Obama’s Drone War: A Black Mark on his Legacy that cannot be Ignored
President Obama’s last weeks in office have been marked by a series of exit interviews, conversations that are often as inherently fascinating as any discussion with a man soon to quit the most powerful job on the globe must be.
In one such interview, a thought-provoking piece from The Atlantic’s Ta-Nehisi Coates, Obama raised the issue of drone warfare, which has become a signature policy of his administration:
“The truth is that this technology really began to take off right at the beginning of my presidency. And it wasn’t until about a year, year and a half in where I began to realize that the Pentagon and our national-security apparatus and the CIA were all getting too comfortable with the technology as a tool to fight terrorism, and not being mindful enough about how that technology is being used and the dangers of a form of warfare that is so detached from what is actually happening on the ground.”
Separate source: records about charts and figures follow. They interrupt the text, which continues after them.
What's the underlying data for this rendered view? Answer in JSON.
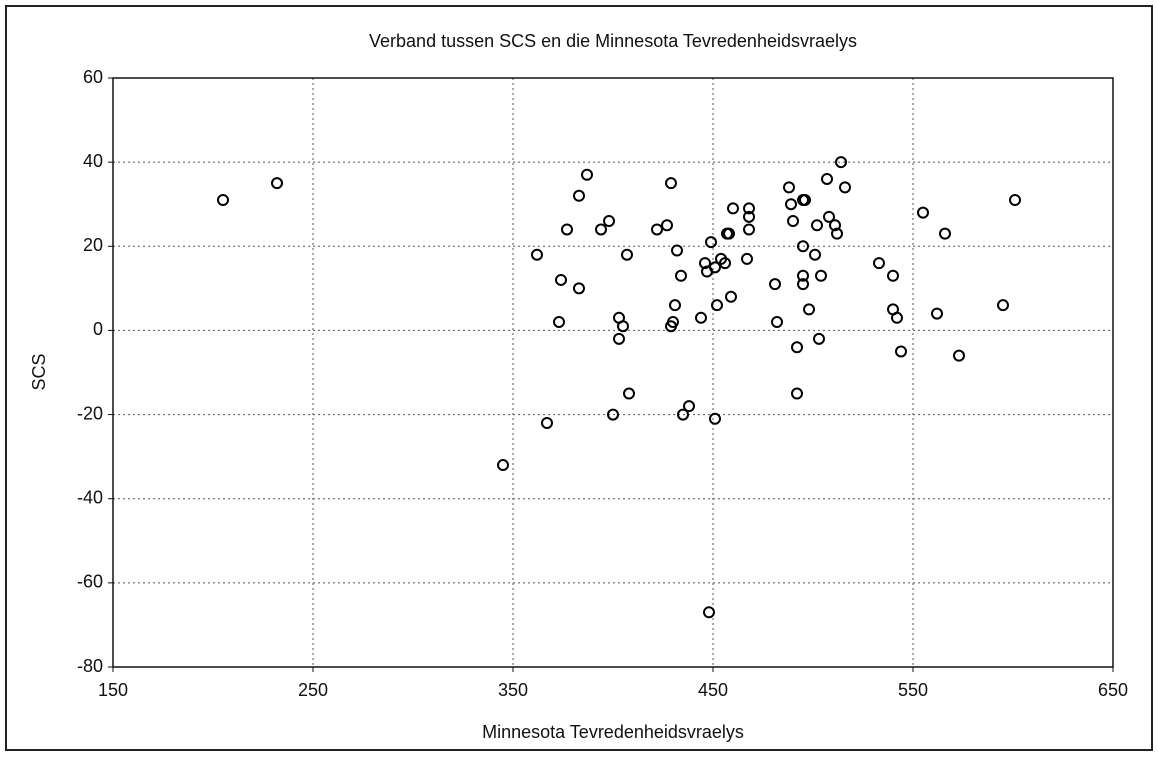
{
  "chart_data": {
    "type": "scatter",
    "title": "Verband tussen SCS en die Minnesota Tevredenheidsvraelys",
    "xlabel": "Minnesota Tevredenheidsvraelys",
    "ylabel": "SCS",
    "x": [
      205,
      232,
      345,
      362,
      367,
      374,
      373,
      377,
      383,
      387,
      383,
      394,
      398,
      400,
      407,
      408,
      403,
      405,
      403,
      422,
      427,
      429,
      432,
      434,
      431,
      430,
      429,
      435,
      438,
      444,
      446,
      447,
      449,
      451,
      452,
      451,
      448,
      454,
      456,
      457,
      458,
      460,
      459,
      467,
      468,
      468,
      468,
      481,
      482,
      488,
      489,
      490,
      492,
      492,
      495,
      496,
      495,
      495,
      495,
      498,
      501,
      502,
      503,
      504,
      507,
      508,
      511,
      512,
      514,
      516,
      533,
      540,
      540,
      542,
      544,
      555,
      562,
      566,
      573,
      595,
      601
    ],
    "values": [
      31,
      35,
      -32,
      18,
      -22,
      12,
      2,
      24,
      32,
      37,
      10,
      24,
      26,
      -20,
      18,
      -15,
      3,
      1,
      -2,
      24,
      25,
      35,
      19,
      13,
      6,
      2,
      1,
      -20,
      -18,
      3,
      16,
      14,
      21,
      15,
      6,
      -21,
      -67,
      17,
      16,
      23,
      23,
      29,
      8,
      17,
      29,
      27,
      24,
      11,
      2,
      34,
      30,
      26,
      -4,
      -15,
      31,
      31,
      20,
      13,
      11,
      5,
      18,
      25,
      -2,
      13,
      36,
      27,
      25,
      23,
      40,
      34,
      16,
      13,
      5,
      3,
      -5,
      28,
      4,
      23,
      -6,
      6,
      31
    ],
    "color": "#000000",
    "xlim": [
      150,
      650
    ],
    "xticks": [
      150,
      250,
      350,
      450,
      550,
      650
    ],
    "ylim": [
      -80,
      60
    ],
    "yticks": [
      -80,
      -60,
      -40,
      -20,
      0,
      20,
      40,
      60
    ],
    "grid": true
  }
}
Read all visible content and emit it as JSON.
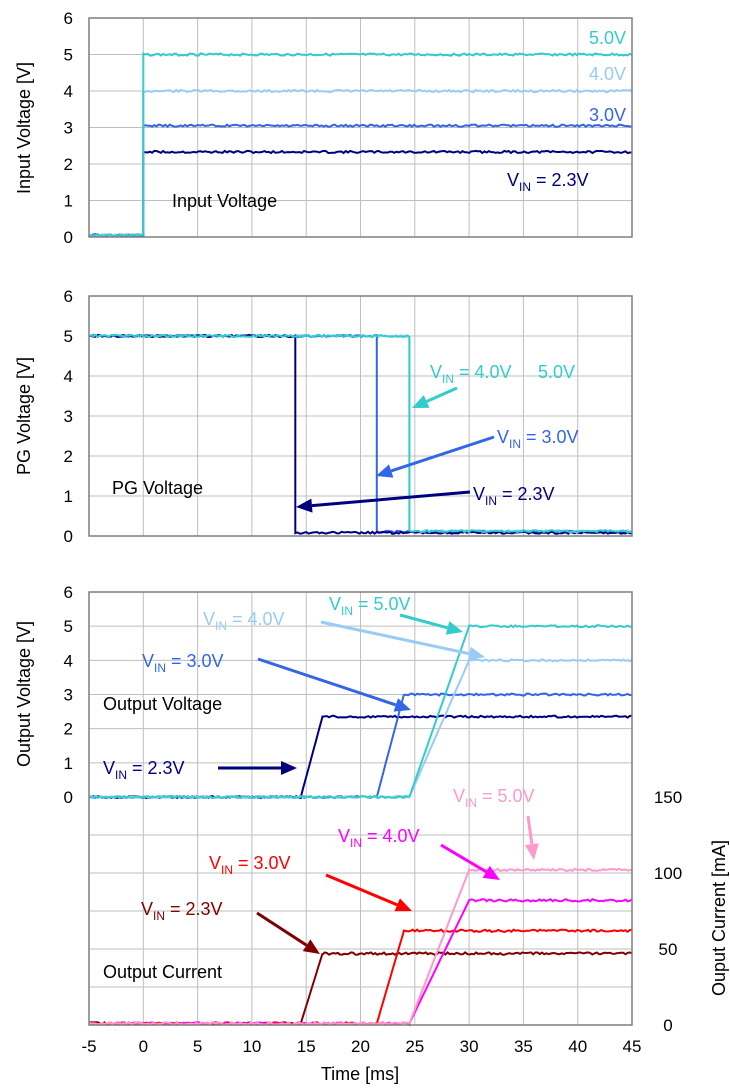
{
  "colors": {
    "v23": "#00007F",
    "v30": "#3366E6",
    "v40": "#99CCF5",
    "v50": "#33CCCC",
    "i23": "#7F0000",
    "i30": "#FF0000",
    "i40": "#FF00FF",
    "i50": "#FF99CC",
    "grid": "#BFBFBF",
    "frame": "#7F7F7F"
  },
  "chart_data": [
    {
      "type": "line",
      "id": "input",
      "title": "Input Voltage",
      "xlabel": "",
      "ylabel": "Input Voltage  [V]",
      "xlim": [
        -5,
        45
      ],
      "ylim": [
        0,
        6
      ],
      "yticks": [
        "0",
        "1",
        "2",
        "3",
        "4",
        "5",
        "6"
      ],
      "series": [
        {
          "name": "5.0V",
          "x": [
            -5,
            0,
            0,
            45
          ],
          "y": [
            0.05,
            0.05,
            5.0,
            5.0
          ]
        },
        {
          "name": "4.0V",
          "x": [
            -5,
            0,
            0,
            45
          ],
          "y": [
            0.05,
            0.05,
            4.0,
            4.0
          ]
        },
        {
          "name": "3.0V",
          "x": [
            -5,
            0,
            0,
            45
          ],
          "y": [
            0.05,
            0.05,
            3.05,
            3.05
          ]
        },
        {
          "name": "V_IN = 2.3V",
          "x": [
            -5,
            0,
            0,
            45
          ],
          "y": [
            0.05,
            0.05,
            2.33,
            2.33
          ]
        }
      ],
      "labels": {
        "inner": "Input Voltage",
        "v50": "5.0V",
        "v40": "4.0V",
        "v30": "3.0V",
        "vin": "V",
        "vin_sub": "IN",
        "v23": " = 2.3V"
      }
    },
    {
      "type": "line",
      "id": "pg",
      "title": "PG Voltage",
      "xlabel": "",
      "ylabel": "PG Voltage  [V]",
      "xlim": [
        -5,
        45
      ],
      "ylim": [
        0,
        6
      ],
      "yticks": [
        "0",
        "1",
        "2",
        "3",
        "4",
        "5",
        "6"
      ],
      "series": [
        {
          "name": "5.0V",
          "x": [
            -5,
            24.5,
            24.5,
            45
          ],
          "y": [
            5.0,
            5.0,
            0.12,
            0.12
          ]
        },
        {
          "name": "4.0V",
          "x": [
            -5,
            24.5,
            24.5,
            45
          ],
          "y": [
            5.0,
            5.0,
            0.12,
            0.12
          ]
        },
        {
          "name": "3.0V",
          "x": [
            -5,
            21.5,
            21.5,
            45
          ],
          "y": [
            5.0,
            5.0,
            0.1,
            0.1
          ]
        },
        {
          "name": "2.3V",
          "x": [
            -5,
            14,
            14,
            45
          ],
          "y": [
            5.0,
            5.0,
            0.08,
            0.08
          ]
        }
      ],
      "labels": {
        "inner": "PG Voltage",
        "vin": "V",
        "vin_sub": "IN",
        "v4050": " = 4.0V",
        "v50": "5.0V",
        "v30": " = 3.0V",
        "v23": " = 2.3V"
      }
    },
    {
      "type": "line",
      "id": "output",
      "title": "Output Voltage / Output Current",
      "xlabel": "Time  [ms]",
      "ylabel": "Output Voltage  [V]",
      "y2label": "Ouput Current  [mA]",
      "xlim": [
        -5,
        45
      ],
      "ylim": [
        0,
        6
      ],
      "y2lim": [
        0,
        150
      ],
      "xticks": [
        "-5",
        "0",
        "5",
        "10",
        "15",
        "20",
        "25",
        "30",
        "35",
        "40",
        "45"
      ],
      "yticks": [
        "0",
        "1",
        "2",
        "3",
        "4",
        "5",
        "6"
      ],
      "y2ticks": [
        "0",
        "50",
        "100",
        "150"
      ],
      "voltage_series": [
        {
          "name": "2.3V",
          "x": [
            -5,
            14.5,
            16.5,
            45
          ],
          "y": [
            0,
            0,
            2.35,
            2.35
          ]
        },
        {
          "name": "3.0V",
          "x": [
            -5,
            21.5,
            24,
            45
          ],
          "y": [
            0,
            0,
            3.0,
            3.0
          ]
        },
        {
          "name": "4.0V",
          "x": [
            -5,
            24.5,
            30,
            45
          ],
          "y": [
            0,
            0,
            4.0,
            4.0
          ]
        },
        {
          "name": "5.0V",
          "x": [
            -5,
            24.5,
            30,
            45
          ],
          "y": [
            0,
            0,
            5.0,
            5.0
          ]
        }
      ],
      "current_series": [
        {
          "name": "2.3V",
          "x": [
            -5,
            14.5,
            16.5,
            45
          ],
          "y": [
            1,
            1,
            47,
            47
          ]
        },
        {
          "name": "3.0V",
          "x": [
            -5,
            21.5,
            24,
            45
          ],
          "y": [
            1,
            1,
            62,
            62
          ]
        },
        {
          "name": "4.0V",
          "x": [
            -5,
            24.5,
            30,
            45
          ],
          "y": [
            1,
            1,
            82,
            82
          ]
        },
        {
          "name": "5.0V",
          "x": [
            -5,
            24.5,
            30,
            45
          ],
          "y": [
            1,
            1,
            102,
            102
          ]
        }
      ],
      "labels": {
        "inner_voltage": "Output Voltage",
        "inner_current": "Output Current",
        "vin": "V",
        "vin_sub": "IN",
        "v50": " = 5.0V",
        "v40": " = 4.0V",
        "v30": " = 3.0V",
        "v23": " = 2.3V"
      }
    }
  ]
}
“And so,” Obama added, “we initiated this big process to try to get it in a box, and checks and balances, and much higher standards about when they’re used.”
That this is the drone narrative Obama wishes to promulgate as he leaves the Oval Office is telling. It is also false.
As Coates’ Atlantic colleague, Conor Friedersdorf, notes in a response to the interview, it is true that drone strikes escalated substantially around the time Obama took office. Former President George W. Bush ordered about 50 drone strikes in the latter years of his administration, but Obama has launched more than 10 times that number, topping 500 in the fall of last year.
Yet, as Friedersdorf continues, this escalation did not occur because “this technology really began to take off,” as Obama suggests. Rather, Obama approved his first drone strike just two days after he was inaugurated in 2009. “The strike missed its target, and Newsweek reported that Obama was made aware almost immediately that innocents died in the attack,” Friedersdorf writes. “By the end of 2009 the CIA had already conducted its 100th drone strike in Pakistan.”
In other words, Obama actively embraced drone warfare from the very beginning of his presidency, and he has been intimately involved in the process throughout. As The New York Times famously revealed in 2012 — well after Obama’s “year, year and a half” timeline of reform initiatives — the president personally approves each name added to the kill list of drone strike targets, reviewing “baseball cards” of suspected terrorists to be bombed.
And drone strikes are not the “surgical” procedure Obama makes them out be. While the president claims “with great certainty” that the “rate of civilian casualties in any drone operation are far lower than the rate of civilian casualties that occur in conventional war,” evidence from outside observers indicates the opposite is true.
“According to the best publicly available evidence,” Foreign Policy reported earlier this year, “drone strikes in non-battlefield settings — Pakistan, Yemen, and Somalia — result in 35 times more civilian fatalities than airstrikes by manned weapons systems in conventional battlefields, such as Iraq, Syria, and Afghanistan.”
For civilians in the Middle East, that level of imprecision means immense loss of life and suffering for survivors. In Pakistan, for example, as few as 2 percent of U.S. drone strike victims are high-level terror suspects. So as many as 50ordinary people, many of them women and children, are killed for every one confirmed terrorist. On Obama’s watch, our government has even engaged in “double tap” drone strikes, which is when the drone drops one round of Hellfire missiles and briefly flies away — only to return to drop a second round of bombs on first responders attempting to save the injured.
RELATED: Obama has claimed for years that drones kill fewer innocents. It’s not true
After hundreds of strikes in half a dozen nations, President Obama wants to leave office claiming that his drone program has killed only around 100 innocents — independent estimates put that figure much higher — and that its future practice will be safely contained in a reasonable legal framework of his own making.
This is simply not true. On the contrary, Obama’s drone war is responsible for untold civilian casualties and has engendered anti-American sentiment among people otherwise inclined to be our allies. It has dangerously expanded the power of the presidency to include global assassination of anyone, anywhere, without due process — including children and American citizens.
No matter how else we remember President Obama, the drone war is a black mark on his legacy. Its gravity cannot and must not be downplayed.